Second Home Purchases Soar in U.S. Thanks to Baby Boomers’ Equity, Favorable Tax Laws
If you are thinking about buying a second home this spring, or already have, in the past couple of years, you are most certainly not alone. In fact, you are part of a major real estate market trend, writes Kenneth Harney, a syndicated columnist, in the Los Angeles Times.
The annual number of second homes purchased in the United States doubled between 2000 and 2004 — a boom driven in part by demographics. As baby boomers become flush with large amounts of home equity, they have more opportunities to invest in a second residence. The other factor? Some unexpected tax law changes enacted in the late 1990s.
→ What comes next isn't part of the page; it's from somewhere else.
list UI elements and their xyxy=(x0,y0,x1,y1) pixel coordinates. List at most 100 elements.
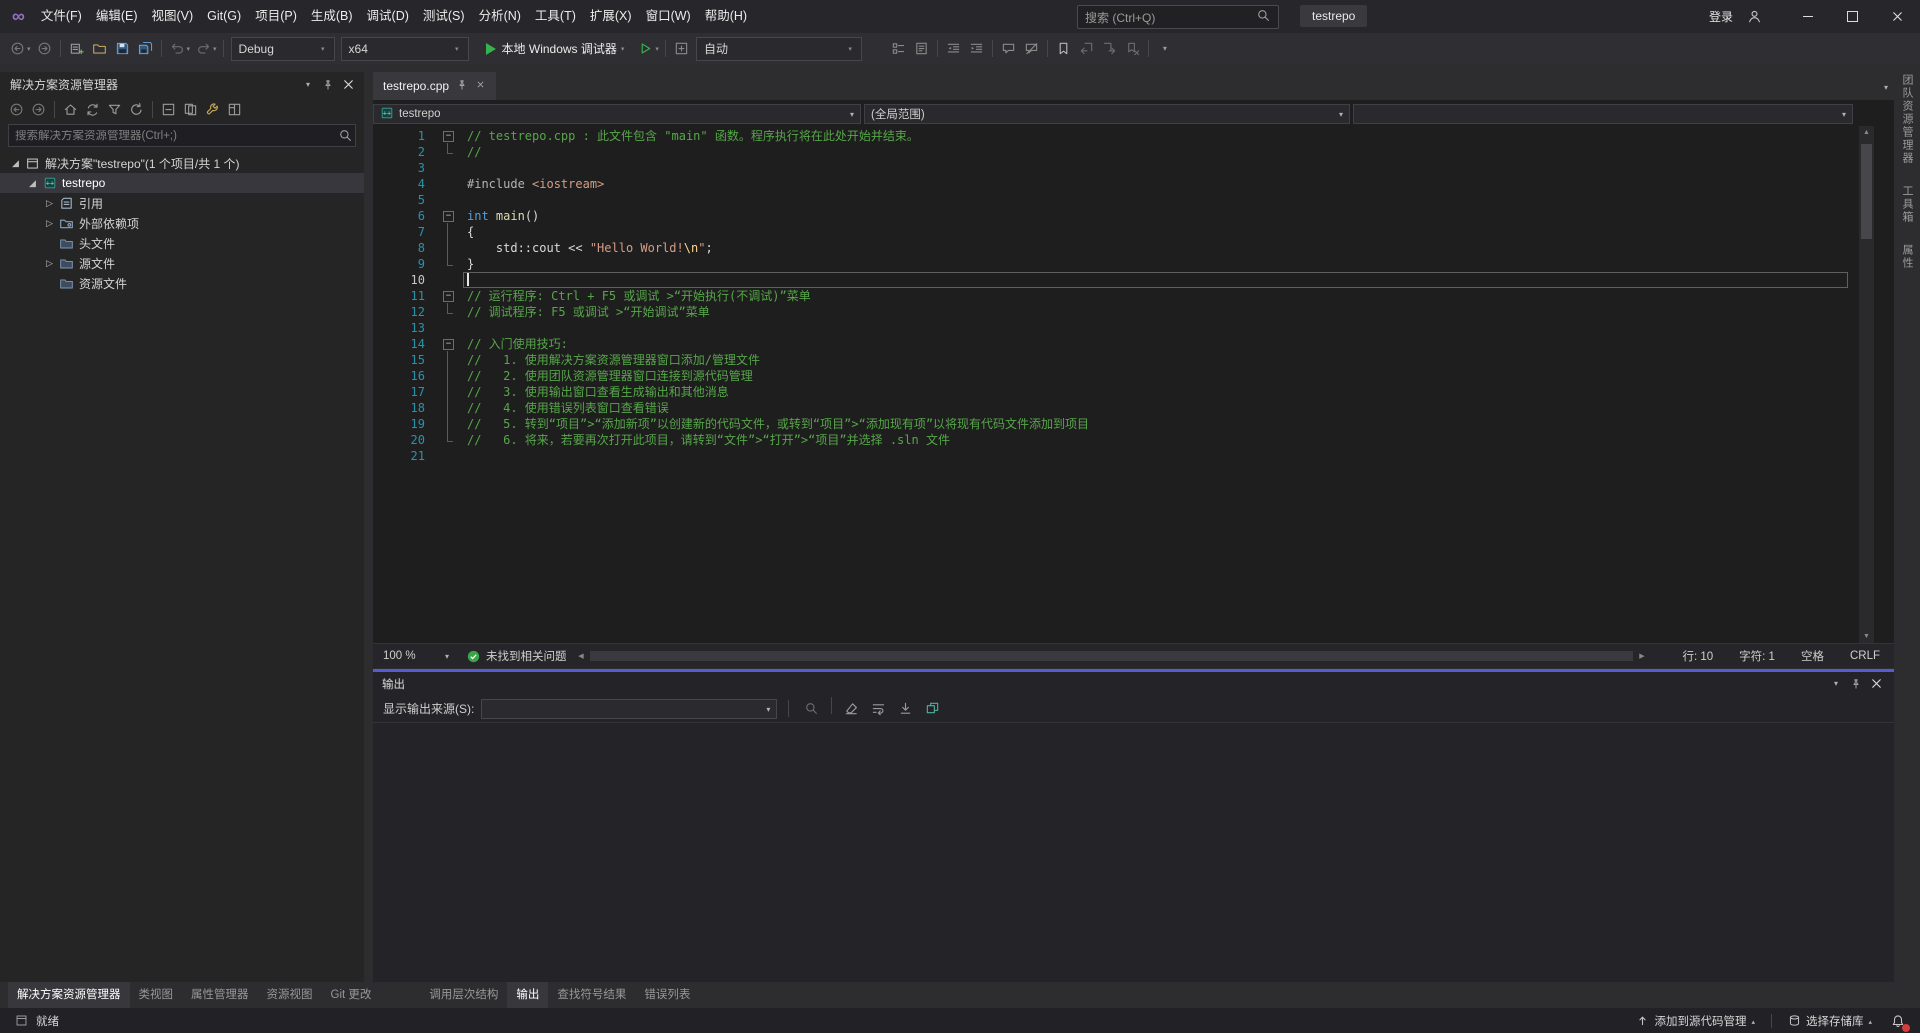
tab-list-icon[interactable]: ▾ xyxy=(1884,77,1888,95)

Keunwon Chung, an economist at the National Assciation of Realtors, has recently studied a vast pool of federal data on hundreds of thousands of second-home closings. When Congress amended the federal tax code in 1997 to allow tax-free gains of up to $500,000 (for married couples) and $250,000 (for single Americans) on the sale of a primary home, Chung observed that “homeowners did not have to buy expensive [replacement] homes anymore.”
Prior to 1997, the only way to avoid capital gains tax was to “roll over” sales gains to progressively larger and costlier homes. The amended tax code, by contrast, allows primary home sellers to buy smaller, less expensive primary residences, while using a portion of the tax-sheltered gain to buy or make a down payment on a second home. Whether it’s for their own use or for investment purposes, many people are doing so.
For example, a married couple making $500,000, tax free, from the sale of their longtime family home — not unlikely with the appreciation rates seen in the South Florida real estate market over the past few years — might use part of the proceeds to downsize into a condo unit, then use the balance to purchase a vacation home an hour or two away. The figures below show just how popular this option has become:
- In 2000, second homes represented just 8.6 percent of all residential mortgages (or 405,000 individual purchases nationwide).
- By 2004, the number of second-home purchases had more than doubled (to 881,000) while market share surged to 14.2 percent.
The primary buyers and sellers are baby boomers with above-average incomes, as purchasers often want to diversify financial assets. Second homes saw an average 55 percent gain in price appreciation between 2000 and 2004, according to Chung, whereas the Standard & Poor’s 500 index declined by 15 percent.
“As an investment choice, the housing market presented an attractive alternative to a stock market that sagged dramatically from its 2000 Internet-boom highs and has only recently begun to recover,” Chung said.
A dozen states have seen exceptionally high rates of purchases and cumulative growth during the last four years, with (you guessed it) the Sunshine State leading the way. Only Hawaii, where nearly one of every three purchases from 2000-2004 was a second home, surpassed Florida. The Florida housing market has been bolstered in large part due to 20 percent of all purchases used as secondary residences or investments.
Arizona (18 percent) and Nevada (17 percent) also saw significant activity, as did Idaho (13 percent), New Mexico (12 percent) and Utah (10 percent). So how long can the second-home boom continue?
“As long as boomers are still in their peak earning years and they can afford some homes for vacation purposes or investment, they will continue to drive housing markets,” Chung said.
So basically, at least another 10 years. While rising Florida home loan costs are likely to quell demand somewhat, don’t expect our state’s prices to plummet anytime soon. As a second-home destination, Florida real estate will likely stay among the nation’s hottest… with prices reflecting that fact.